État des lieux de la participation citoyenne en région Grand Est

Un état des lieux de la participation citoyenne dans la région Grand Est : principaux enseignements

Impulsée par le Pôle promotion du développement durable (PPDD), la DREAL Grand Est a mené, au cœur de l’été 2025, une enquête approfondie auprès des acteurs publics, associatifs et institutionnels de la région Grand-Est afin de dresser un état des lieux de la participation citoyenne régionale. Les nombreuses réponses recueillies ont témoigné d’un réel intérêt pour la thématique. Plusieurs entretiens ont été menés auprès de divers interlocuteurs sensibilisés à la participation citoyenne afin de dresser un panorama large des différentes approches existantes sur le sujet et des obstacles observés, souvent partagés.

Les enseignements

Les principaux enseignements du rapport d’enquête montrent que la participation citoyenne est désormais bien connue des acteurs du territoire (89%) et effectivement pratiquée dans 65% des structures ayant répondu à l’enquête, principalement des collectivités locales et des services de l’État (80%).
Les objectifs visés par les démarches sont clairs : recueillir l’avis des citoyens (68 %), les intégrer aux décisions publiques (47 %), et encourager leurs initiatives locales (38 %). Les thématiques les plus abordées lors des démarches de participation citoyenne menées concernent l’environnement et le développement durable (62 %), la mobilité (44 %) et l’aménagement du territoire (32 %).

Côté méthodes

Les ateliers participatifs, les enquêtes et questionnaires, et les réunions publiques sont privilégiés.

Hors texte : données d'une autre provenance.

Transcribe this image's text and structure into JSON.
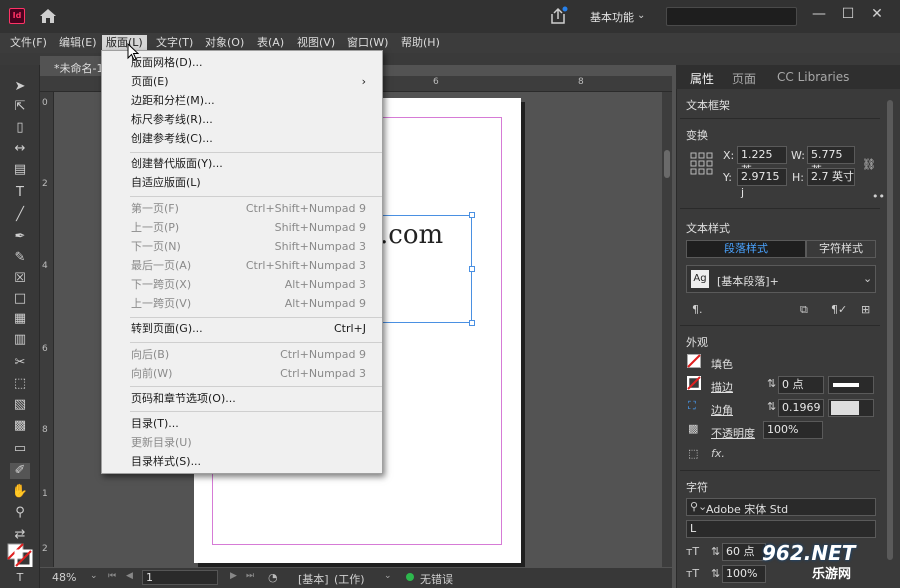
{
  "app": {
    "logo": "Id",
    "workspace": "基本功能",
    "doc_tab": "*未命名-1"
  },
  "menubar": [
    "文件(F)",
    "编辑(E)",
    "版面(L)",
    "文字(T)",
    "对象(O)",
    "表(A)",
    "视图(V)",
    "窗口(W)",
    "帮助(H)"
  ],
  "dropdown": {
    "items": [
      {
        "label": "版面网格(D)...",
        "shortcut": "",
        "disabled": false
      },
      {
        "label": "页面(E)",
        "shortcut": "›",
        "disabled": false
      },
      {
        "label": "边距和分栏(M)...",
        "shortcut": "",
        "disabled": false
      },
      {
        "label": "标尺参考线(R)...",
        "shortcut": "",
        "disabled": false
      },
      {
        "label": "创建参考线(C)...",
        "shortcut": "",
        "disabled": false
      },
      {
        "label": "创建替代版面(Y)...",
        "shortcut": "",
        "disabled": false
      },
      {
        "label": "自适应版面(L)",
        "shortcut": "",
        "disabled": false
      },
      {
        "label": "第一页(F)",
        "shortcut": "Ctrl+Shift+Numpad 9",
        "disabled": true
      },
      {
        "label": "上一页(P)",
        "shortcut": "Shift+Numpad 9",
        "disabled": true
      },
      {
        "label": "下一页(N)",
        "shortcut": "Shift+Numpad 3",
        "disabled": true
      },
      {
        "label": "最后一页(A)",
        "shortcut": "Ctrl+Shift+Numpad 3",
        "disabled": true
      },
      {
        "label": "下一跨页(X)",
        "shortcut": "Alt+Numpad 3",
        "disabled": true
      },
      {
        "label": "上一跨页(V)",
        "shortcut": "Alt+Numpad 9",
        "disabled": true
      },
      {
        "label": "转到页面(G)...",
        "shortcut": "Ctrl+J",
        "disabled": false
      },
      {
        "label": "向后(B)",
        "shortcut": "Ctrl+Numpad 9",
        "disabled": true
      },
      {
        "label": "向前(W)",
        "shortcut": "Ctrl+Numpad 3",
        "disabled": true
      },
      {
        "label": "页码和章节选项(O)...",
        "shortcut": "",
        "disabled": false
      },
      {
        "label": "目录(T)...",
        "shortcut": "",
        "disabled": false
      },
      {
        "label": "更新目录(U)",
        "shortcut": "",
        "disabled": true
      },
      {
        "label": "目录样式(S)...",
        "shortcut": "",
        "disabled": false
      }
    ]
  },
  "ruler": {
    "h_ticks": [
      "6",
      "8"
    ],
    "v_ticks": [
      "0",
      "2",
      "4",
      "6",
      "8",
      "1",
      "2"
    ]
  },
  "document": {
    "frame_text": ".com"
  },
  "status": {
    "zoom": "48%",
    "page": "1",
    "master": "[基本]",
    "mode": "(工作)",
    "preflight": "无错误"
  },
  "panel": {
    "tabs": [
      "属性",
      "页面",
      "CC Libraries"
    ],
    "object_type": "文本框架",
    "transform": {
      "title": "变换",
      "x_label": "X:",
      "x": "1.225 英",
      "w_label": "W:",
      "w": "5.775 英",
      "y_label": "Y:",
      "y": "2.9715 j",
      "h_label": "H:",
      "h": "2.7 英寸"
    },
    "text_style": {
      "title": "文本样式",
      "tab_para": "段落样式",
      "tab_char": "字符样式",
      "style_icon": "Ag",
      "style_name": "[基本段落]+"
    },
    "appearance": {
      "title": "外观",
      "fill": "填色",
      "stroke": "描边",
      "stroke_value": "0 点",
      "corner": "边角",
      "corner_value": "0.1969",
      "opacity": "不透明度",
      "opacity_value": "100%"
    },
    "character": {
      "title": "字符",
      "font": "Adobe 宋体 Std",
      "font_style": "L",
      "size": "60 点",
      "scale": "100%"
    }
  },
  "watermark": {
    "text": "962.NET",
    "sub": "乐游网"
  },
  "colors": {
    "accent": "#2680eb",
    "frame": "#4a90e2",
    "margin": "#d67bd6",
    "ok": "#2db84d"
  }
}
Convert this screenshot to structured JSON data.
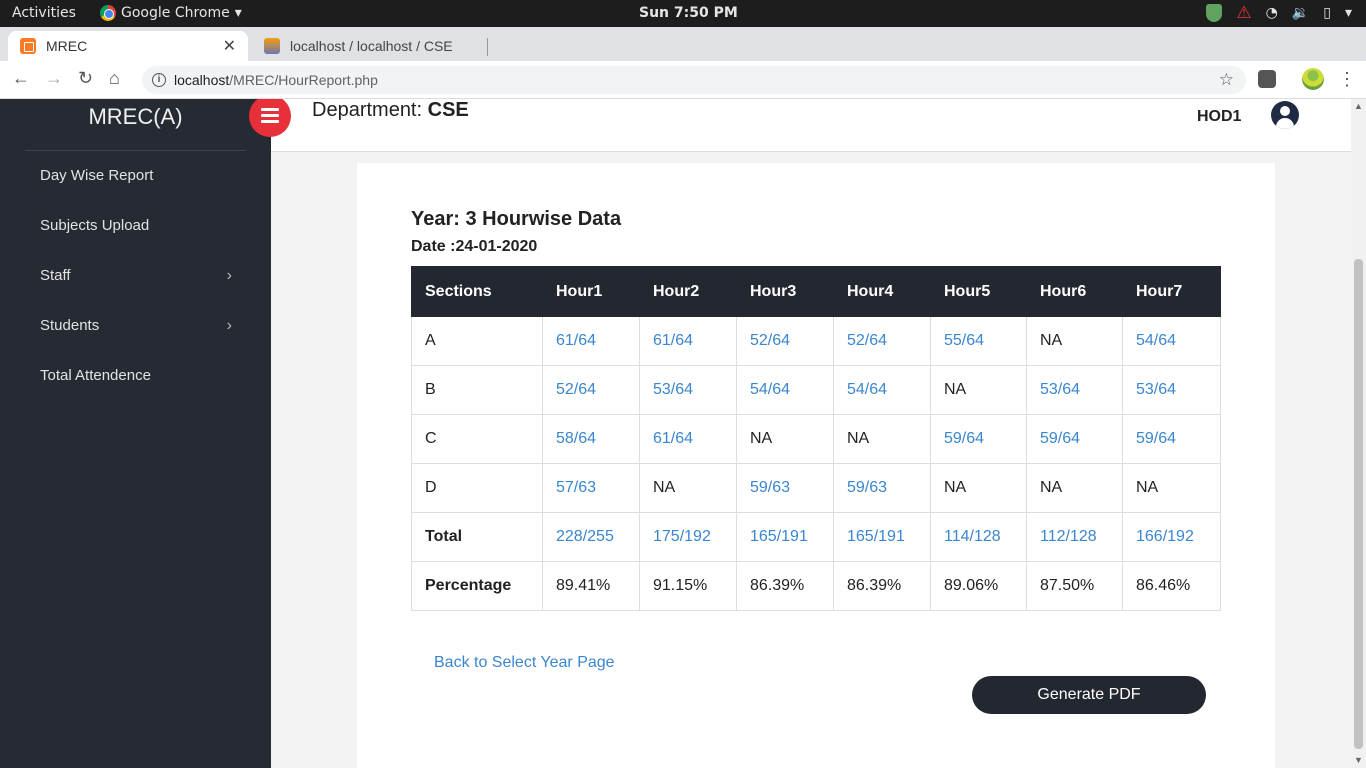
{
  "os_bar": {
    "activities": "Activities",
    "app_name": "Google Chrome",
    "app_menu_arrow": "▾",
    "clock": "Sun  7:50 PM",
    "power_arrow": "▾"
  },
  "browser": {
    "tabs": [
      {
        "title": "MREC",
        "active": true
      },
      {
        "title": "localhost / localhost / CSE",
        "active": false
      }
    ],
    "url_host": "localhost",
    "url_path": "/MREC/HourReport.php"
  },
  "sidebar": {
    "brand": "MREC(A)",
    "items": [
      {
        "label": "Day Wise Report",
        "has_submenu": false
      },
      {
        "label": "Subjects Upload",
        "has_submenu": false
      },
      {
        "label": "Staff",
        "has_submenu": true
      },
      {
        "label": "Students",
        "has_submenu": true
      },
      {
        "label": "Total Attendence",
        "has_submenu": false
      }
    ]
  },
  "header": {
    "department_label": "Department:",
    "department_value": "CSE",
    "user": "HOD1"
  },
  "report": {
    "title": "Year: 3 Hourwise Data",
    "date": "Date :24-01-2020",
    "columns": [
      "Sections",
      "Hour1",
      "Hour2",
      "Hour3",
      "Hour4",
      "Hour5",
      "Hour6",
      "Hour7"
    ],
    "rows": [
      {
        "label": "A",
        "cells": [
          "61/64",
          "61/64",
          "52/64",
          "52/64",
          "55/64",
          "NA",
          "54/64"
        ]
      },
      {
        "label": "B",
        "cells": [
          "52/64",
          "53/64",
          "54/64",
          "54/64",
          "NA",
          "53/64",
          "53/64"
        ]
      },
      {
        "label": "C",
        "cells": [
          "58/64",
          "61/64",
          "NA",
          "NA",
          "59/64",
          "59/64",
          "59/64"
        ]
      },
      {
        "label": "D",
        "cells": [
          "57/63",
          "NA",
          "59/63",
          "59/63",
          "NA",
          "NA",
          "NA"
        ]
      },
      {
        "label": "Total",
        "cells": [
          "228/255",
          "175/192",
          "165/191",
          "165/191",
          "114/128",
          "112/128",
          "166/192"
        ]
      },
      {
        "label": "Percentage",
        "cells": [
          "89.41%",
          "91.15%",
          "86.39%",
          "86.39%",
          "89.06%",
          "87.50%",
          "86.46%"
        ]
      }
    ],
    "back_link": "Back to Select Year Page",
    "pdf_button": "Generate PDF"
  },
  "colors": {
    "sidebar_bg": "#262a33",
    "accent_red": "#e8303a",
    "link_blue": "#3a86cf",
    "table_header_bg": "#23272f"
  }
}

  • Toutefois, le rapport pointe des défis persistants : la mobilisation des participants, notamment les jeunes, le manque de temps et de ressources humaines dédiées, et le faible usage des outils numériques existants (moins de 40% des répondants en disposent). En effet, le manque de ressources humaines dédiées représente un frein majeur puisque seuls 24 % des acteurs interrogés disposent d’un personnel spécifique pour la participation citoyenne, alors que 62 % mobilisent des agents de manière ponctuelle. Cela est perçu comme limitant pour la continuité et l’efficacité des démarches engagées.
  • Pour renforcer cette dynamique, l’enquête insiste sur l’intérêt de diversifier les formats – présentiel et numérique – pour toucher un public plus large, y compris les jeunes et les personnes éloignées géographiquement ou socialement. Si les ateliers et réunions publiques restent majoritaires, la sous-utilisation des plateformes en ligne (seulement 38 % des répondants en disposent) constitue un axe de progrès essentiel, notamment pour faciliter l’accès et renouveler les modes d’implication.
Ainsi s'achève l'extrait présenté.